A quality name is necessary for jump-starting a band, but how do you find the right one? In the case of Hyde Park’s “Large and Lovely,” inspiration struck in the form of an advertisement for plus-size phone sex operators. The band has attracted an audience that goes well beyond the horny, lonely, and middle-aged, and much of it is sure to be in attendance at their January 23 show at the group’s Bridgeport loft Go-Go Town.

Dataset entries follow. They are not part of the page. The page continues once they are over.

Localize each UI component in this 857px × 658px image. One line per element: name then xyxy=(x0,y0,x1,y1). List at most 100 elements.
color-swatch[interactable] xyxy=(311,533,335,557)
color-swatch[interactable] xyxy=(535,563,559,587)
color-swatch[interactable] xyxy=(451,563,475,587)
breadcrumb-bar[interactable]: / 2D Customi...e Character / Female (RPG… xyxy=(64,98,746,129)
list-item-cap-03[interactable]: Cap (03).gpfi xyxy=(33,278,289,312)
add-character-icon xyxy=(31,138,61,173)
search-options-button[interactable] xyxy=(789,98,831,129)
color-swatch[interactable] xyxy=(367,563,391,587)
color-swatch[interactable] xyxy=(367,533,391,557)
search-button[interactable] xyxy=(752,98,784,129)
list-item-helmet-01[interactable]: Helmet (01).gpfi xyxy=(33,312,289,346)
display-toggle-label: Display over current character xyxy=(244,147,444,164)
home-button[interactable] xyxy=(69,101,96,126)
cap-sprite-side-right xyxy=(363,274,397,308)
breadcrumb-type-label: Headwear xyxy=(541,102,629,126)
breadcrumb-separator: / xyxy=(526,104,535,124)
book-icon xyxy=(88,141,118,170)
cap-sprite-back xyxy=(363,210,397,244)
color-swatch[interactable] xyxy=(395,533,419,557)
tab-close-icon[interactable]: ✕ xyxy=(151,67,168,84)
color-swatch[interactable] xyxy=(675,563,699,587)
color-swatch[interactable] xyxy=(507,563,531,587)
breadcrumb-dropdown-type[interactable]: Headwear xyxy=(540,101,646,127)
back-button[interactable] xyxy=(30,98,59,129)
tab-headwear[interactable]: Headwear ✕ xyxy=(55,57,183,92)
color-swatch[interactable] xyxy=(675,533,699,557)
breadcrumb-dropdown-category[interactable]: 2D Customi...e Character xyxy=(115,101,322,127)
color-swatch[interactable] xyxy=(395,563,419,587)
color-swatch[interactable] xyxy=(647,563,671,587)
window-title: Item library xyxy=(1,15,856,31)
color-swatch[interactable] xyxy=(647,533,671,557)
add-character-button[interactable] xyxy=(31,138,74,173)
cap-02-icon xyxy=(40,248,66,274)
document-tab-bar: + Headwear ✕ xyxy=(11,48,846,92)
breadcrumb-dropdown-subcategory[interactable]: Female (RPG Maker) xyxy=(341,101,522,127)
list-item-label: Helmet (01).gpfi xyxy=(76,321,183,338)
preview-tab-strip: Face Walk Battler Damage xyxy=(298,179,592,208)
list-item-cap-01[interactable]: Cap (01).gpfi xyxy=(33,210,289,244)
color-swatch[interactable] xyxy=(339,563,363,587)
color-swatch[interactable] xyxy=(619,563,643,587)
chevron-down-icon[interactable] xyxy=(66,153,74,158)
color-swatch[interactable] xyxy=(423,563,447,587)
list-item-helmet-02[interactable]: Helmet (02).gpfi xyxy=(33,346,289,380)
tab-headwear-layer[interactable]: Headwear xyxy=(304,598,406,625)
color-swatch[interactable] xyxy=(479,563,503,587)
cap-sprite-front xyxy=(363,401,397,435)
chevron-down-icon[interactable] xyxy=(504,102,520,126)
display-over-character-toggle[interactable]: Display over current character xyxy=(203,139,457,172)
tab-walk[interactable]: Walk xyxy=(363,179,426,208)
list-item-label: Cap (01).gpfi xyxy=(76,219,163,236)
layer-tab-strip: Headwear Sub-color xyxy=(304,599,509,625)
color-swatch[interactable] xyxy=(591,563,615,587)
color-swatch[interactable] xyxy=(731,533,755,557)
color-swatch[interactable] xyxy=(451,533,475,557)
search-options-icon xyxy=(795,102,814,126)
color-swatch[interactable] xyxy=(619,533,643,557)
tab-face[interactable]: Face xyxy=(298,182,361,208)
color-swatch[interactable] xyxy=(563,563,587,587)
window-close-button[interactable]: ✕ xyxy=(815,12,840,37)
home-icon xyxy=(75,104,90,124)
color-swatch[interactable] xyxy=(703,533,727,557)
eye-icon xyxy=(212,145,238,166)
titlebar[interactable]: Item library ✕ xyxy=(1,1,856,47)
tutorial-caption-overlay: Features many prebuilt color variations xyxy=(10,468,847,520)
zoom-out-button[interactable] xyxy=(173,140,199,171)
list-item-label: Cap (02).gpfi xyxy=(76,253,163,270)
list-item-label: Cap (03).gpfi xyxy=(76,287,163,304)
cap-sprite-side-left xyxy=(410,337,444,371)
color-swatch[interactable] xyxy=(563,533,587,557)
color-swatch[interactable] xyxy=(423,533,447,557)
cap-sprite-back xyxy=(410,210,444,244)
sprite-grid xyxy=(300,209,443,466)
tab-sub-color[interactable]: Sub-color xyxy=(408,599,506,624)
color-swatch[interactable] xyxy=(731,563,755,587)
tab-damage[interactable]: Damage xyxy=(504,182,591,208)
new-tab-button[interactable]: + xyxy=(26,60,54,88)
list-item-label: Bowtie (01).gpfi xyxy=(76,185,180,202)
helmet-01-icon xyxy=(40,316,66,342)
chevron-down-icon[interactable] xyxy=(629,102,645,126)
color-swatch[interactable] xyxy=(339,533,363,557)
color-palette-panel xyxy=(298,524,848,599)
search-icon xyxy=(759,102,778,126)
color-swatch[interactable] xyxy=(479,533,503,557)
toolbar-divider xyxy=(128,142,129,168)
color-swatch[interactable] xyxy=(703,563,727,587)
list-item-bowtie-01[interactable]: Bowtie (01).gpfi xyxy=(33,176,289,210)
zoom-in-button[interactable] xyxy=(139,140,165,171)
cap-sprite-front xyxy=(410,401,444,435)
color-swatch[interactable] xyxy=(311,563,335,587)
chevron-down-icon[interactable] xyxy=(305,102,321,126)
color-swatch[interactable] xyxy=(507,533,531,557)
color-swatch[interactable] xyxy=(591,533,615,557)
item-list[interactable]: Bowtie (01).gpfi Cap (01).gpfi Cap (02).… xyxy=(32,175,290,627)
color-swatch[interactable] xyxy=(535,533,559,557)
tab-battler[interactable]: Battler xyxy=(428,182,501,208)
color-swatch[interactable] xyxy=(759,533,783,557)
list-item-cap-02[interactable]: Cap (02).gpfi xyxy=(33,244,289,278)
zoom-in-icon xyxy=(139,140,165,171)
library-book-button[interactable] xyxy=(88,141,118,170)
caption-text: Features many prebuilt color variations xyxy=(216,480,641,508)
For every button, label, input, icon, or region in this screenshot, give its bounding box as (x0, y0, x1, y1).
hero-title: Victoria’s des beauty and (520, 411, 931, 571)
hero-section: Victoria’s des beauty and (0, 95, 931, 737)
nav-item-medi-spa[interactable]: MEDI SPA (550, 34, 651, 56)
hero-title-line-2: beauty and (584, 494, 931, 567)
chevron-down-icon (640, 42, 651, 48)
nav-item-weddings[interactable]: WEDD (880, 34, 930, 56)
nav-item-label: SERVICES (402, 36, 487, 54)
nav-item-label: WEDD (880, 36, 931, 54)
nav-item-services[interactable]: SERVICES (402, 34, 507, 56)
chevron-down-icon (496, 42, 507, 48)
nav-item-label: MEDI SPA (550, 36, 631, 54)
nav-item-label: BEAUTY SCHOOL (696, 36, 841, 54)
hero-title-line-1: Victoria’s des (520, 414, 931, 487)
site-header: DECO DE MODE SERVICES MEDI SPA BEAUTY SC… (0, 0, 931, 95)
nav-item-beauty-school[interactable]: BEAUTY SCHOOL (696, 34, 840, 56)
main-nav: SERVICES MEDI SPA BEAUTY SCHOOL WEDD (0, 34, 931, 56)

The members of Large and Lovely don’t shrink from their tongue-in-cheek title. Guitarist Danny Schwartz, for instance, explains the band’s ambition to recruit women from the ad as backup dancers. But his bandmates also describe their name as a reaction to the anemic state of rock. Drummer Steve Wieschowski clarifies, “A lot of rock these days is in this lo-fi, rough style–it really sounds like shit you do in high school in your garage.” Bassist Dave McQuown adds, archly, “There’s just not enough music with balls, force, or ‘rockness.’” The group spent its first six months jamming at parties in Hyde Park, and even recorded a set for WHPK’s Friday night Pure Hype live show–although McQuown ruefully concedes that the CD they got back from the radio recording was “pretty terrible.”
That’s not to say that Large and Lovely, now in its second year, is a band of amateurs. All three members played in bands previously, and were brought together by a shared interest in rock and blues. However, their musical influences are diverse. McQuown admits an appreciation for everything from “fist pumping stuff…‘70s tight pants bands” to John Coltrane and African dance music of the ‘60s and ‘70s. Wieschowski notes, “I love Black Sabbath–really, I love anything with complex drumming, not just four-upbeat or something like that,” while Schwartz expresses a particular appreciation for notoriously heavy noise-rockers the Melvins, as well as “more brooding stuff.” That combination results in a distinctive style that the trio jokingly describes as “big black sex rock” and, more seriously, says is “born of rock, metal, jazz, blues, and funk.” They’ve also moved away from jamming live, though McQuown remarks, “We have songs that were written two years ago, and we have songs we wrote four days ago.” He adds, “The newer songs are definitely…funkier…and we’re much more tighter.” The goal for Friday’s show? Get the place “crawling to the walls, and people coming by to say they digged it.”
Also on the funk path are Hyde Park’s Lifestyle Choices, inspired by Neil Young, funk and reggae. The energetic quartet of Alex Yablon, Seth Samelson, Dave Reese, and Brad DuBois allegedly came into being after Brad’s defeat in a drinking contest, though he feels no ill-will–probably because the story is merely a myth DuBois made up to cover up the band’s otherwise ho-hum beginnings. Not that he needs the incentive to play. “I’ve learned to play fast, to be very creative, and to play loud,” DuBois remarks. “I really like drumming, and I’ll do it in whatever group I can get into.”
DuBois is a familiar face on the Hyde Park scene; he also drums for the show’s headliners, the Butts, another local staple. Between these three honed acts, as well as opener Puking Pearls, it should be a noisy night in Bridgeport.